School of Biological Sciences, Seoul National University, Seoul 08826, Korea.
These authors contributed equally to this work.
Mol Cells. 2023 Feb 28;46(2):106-119. doi: 10.14348/molcells.2023.0009. Epub 2023 Feb 24.
With the increased number of single-cell RNA sequencing (scRNA-seq) datasets in public repositories, integrative analysis of multiple scRNA-seq datasets has become commonplace. Batch effects among different datasets are inevitable because of differences in cell isolation and handling protocols, library preparation technology, and sequencing platforms. To remove these batch effects for effective integration of multiple scRNA-seq datasets, a number of methodologies have been developed based on diverse concepts and approaches. These methods have proven useful for examining whether cellular features, such as cell subpopulations and marker genes, identified from a certain dataset, are consistently present, or whether their condition-dependent variations, such as increases in cell subpopulations in particular disease-related conditions, are consistently observed in different datasets generated under similar or distinct conditions. In this review, we summarize the concepts and approaches of the integration methods and their pros and cons as has been reported in previous literature.

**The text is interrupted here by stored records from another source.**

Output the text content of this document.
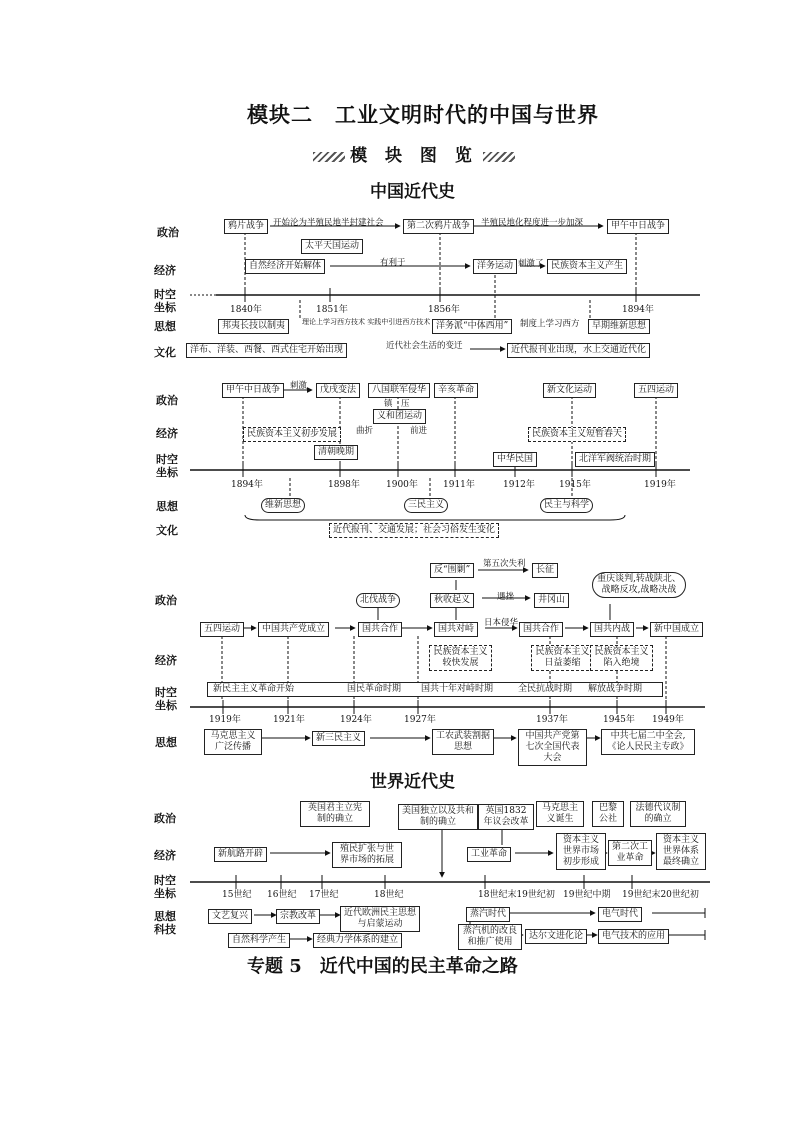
模块二　工业文明时代的中国与世界
模 块 图 览
中国近代史
政治
经济
时空坐标
思想
文化
鸦片战争	开始沦为半殖民地半封建社会	第二次鸦片战争	半殖民地化程度进一步加深	甲午中日战争
太平天国运动
自然经济开始解体	有利于	洋务运动 刺激了 民族资本主义产生
1840年	1851年	1856年	1894年
邦夷长技以制夷	理论上学习西方技术 实践中引进西方技术 洋务派“中体西用”	制度上学习西方	早期维新思想
洋布、洋装、西餐、西式住宅开始出现	近代社会生活的变迁	近代报刊业出现，水上交通近代化
政治
经济
时空坐标
思想
文化
甲午中日战争	刺激	戊戌变法	八国联军侵华
镇　压
义和团运动
辛亥革命	新文化运动	五四运动
民族资本主义初步发展	曲折	前进	民族资本主义短暂春天
清朝晚期
中华民国	北洋军阀统治时期
1894年	1898年	1900年	1911年	1912年	1915年	1919年
维新思想	三民主义	民主与科学
近代报刊、交通发展；社会习俗发生变化
政治
经济
时空坐标
思想
反“围剿”
第五次失利
长征
重庆谈判,转战陕北、战略反攻,战略决战
北伐战争	秋收起义	遇挫	井冈山
五四运动	中国共产党成立	国共合作	国共对峙
日本侵华
国共合作	国共内战	新中国成立
民族资本主义较快发展
民族资本主义日益萎缩
民族资本主义陷入绝境
新民主主义革命开始	国民革命时期 国共十年对峙时期	全民抗战时期 解放战争时期
1919年	1921年	1924年	1927年	1937年	1945年 1949年
马克思主义广泛传播
新三民主义	工农武装割据思想
中国共产党第七次全国代表大会
中共七届二中全会,《论人民民主专政》
世界近代史
政治
经济
时空坐标
思想科技
英国君主立宪制的确立
美国独立以及共和制的确立
英国1832年议会改革
马克思主义诞生
巴黎公社
法德代议制的确立
新航路开辟	殖民扩张与世界市场的拓展
工业革命
资本主义世界市场初步形成
第二次工业革命
资本主义世界体系最终确立
15世纪 16世纪 17世纪	18世纪	18世纪末19世纪初 19世纪中期 19世纪末20世纪初
文艺复兴	宗教改革	近代欧洲民主思想与启蒙运动
蒸汽时代	电气时代
自然科学产生	经典力学体系的建立
蒸汽机的改良和推广使用
达尔文进化论	电气技术的应用
专题 5　近代中国的民主革命之路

随着公共存储库中单细胞 RNA 测序 (scRNA-seq) 数据集数量的增加,对多个 scRNA-seq 数据集进行整合分析已变得很常见。由于细胞分离和处理方案、文库制备技术和测序平台的不同,不同数据集之间不可避免地存在批次效应。为了消除这些批次效应,以便有效地整合多个 scRNA-seq 数据集,已经基于不同的概念和方法开发了许多方法。这些方法已被证明可用于检查从特定数据集识别出的细胞特征(例如细胞亚群和标记基因)是否始终存在,或者它们的条件依赖性变化(例如在特定疾病相关条件下细胞亚群的增加)是否始终在类似或不同条件下生成的不同数据集中观察到。在这篇综述中,我们总结了整合方法的概念和方法及其优缺点,这些内容在之前的文献中已有报道。